Наблюдая процесс приготовления пищи, Воейков как бы переносился в доисторические времена. Женщины растирали маисовые зерна между двумя камнями, делали из получаемой таким образом грубой муки лепешки — «тортильяс» — и пекли их в золе. Вся эта работа так утомительна, что женщина с трудом успевала за день приготовить лепешки для семьи из четырех человек. Поэтому женщины не участвовали в полевых работах.

По уровню материальной культуры индейцы Центральной Америки уступали даже африканским племенам. Те умели обрабатывать железо, пользовались ручными мельницами.

На асиендах работали наследственные рабы — пеоны.

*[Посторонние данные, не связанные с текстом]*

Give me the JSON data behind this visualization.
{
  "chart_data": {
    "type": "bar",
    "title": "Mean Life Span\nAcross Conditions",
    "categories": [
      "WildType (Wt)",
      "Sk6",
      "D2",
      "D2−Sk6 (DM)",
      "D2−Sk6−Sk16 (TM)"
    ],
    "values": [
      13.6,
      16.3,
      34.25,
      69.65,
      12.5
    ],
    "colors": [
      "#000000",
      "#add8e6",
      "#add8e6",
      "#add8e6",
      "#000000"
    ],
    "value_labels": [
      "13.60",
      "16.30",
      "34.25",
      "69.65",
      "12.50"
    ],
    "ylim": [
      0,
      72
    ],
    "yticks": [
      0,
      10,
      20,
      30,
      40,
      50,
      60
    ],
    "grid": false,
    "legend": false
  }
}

Раньше существовал закон, согласно которому рабочий, получивший от землевладельца ссуду, должен ее отработать и может быть отпущен только после погашения долга. Однако хозяева задерживали рабочих, записывая за ними все новые долги, чаще вымышленные. Эта мошенническая операция проделывалась довольно легко из-за поголовной неграмотности рабочих.

Перейти к другому хозяину рабочий мог только в том случае, если новый хозяин выкупал его у старого. И тогда пеон попадал в рабство к новому хозяину[18].

С невольным раздражением просматривал Воейков мексиканские газеты, заполненные разглагольствованиями либералов: «свобода, незыблемые права человеческой личности, прогресс, культура»! Какое пустословие! Какое лицемерие!

— Свобода в стране, где… существует пеонаж! Прогресс в государстве, правительство которого не ударяет палец о палец для того, чтобы хоть чем-нибудь помочь населению, — возмущался Воейков. — Вместо того чтобы произносить громкие речи о политических правах, общественным деятелям Мексики следовало бы снабдить мексиканских женщин хотя бы ручными мельницами.

Из Паленке Александр Иванович совершил экскурсию к знаменитым развалинам древнего индейского города. Эти развалины были обнаружены в середине XVIII века, но испанцы не проявляли к ним ни малейшего интереса. Настойчивость русского ученого побудила нескольких местных интеллигентов принять участие в поездке. Выехали после обеда, рассчитывая к вечеру преодолеть все расстояние — пятнадцать километров. Но дорога оказалась почти непроезжей. Местами она заросла кустарником. Колеса то и дело проваливались в ямы. Приходилось с помощью мачете прорубать путь среди зарослей.

вернуться

18

Маркс так пишет о пеонаже: «В некоторых странах, особенно в Мексике… рабство существует в скрытой форме, в виде так называемого «пеонажа». При помощи ссуд, которые подлежат возвращению отработками, причем обязательства переходят из поколения в поколение, не только отдельный рабочий, но и вся его семья становится фактически собственностью другого лица и его семьи» («Капитал», т. I, гл. IV, стр. 174, изд. 1955 г.).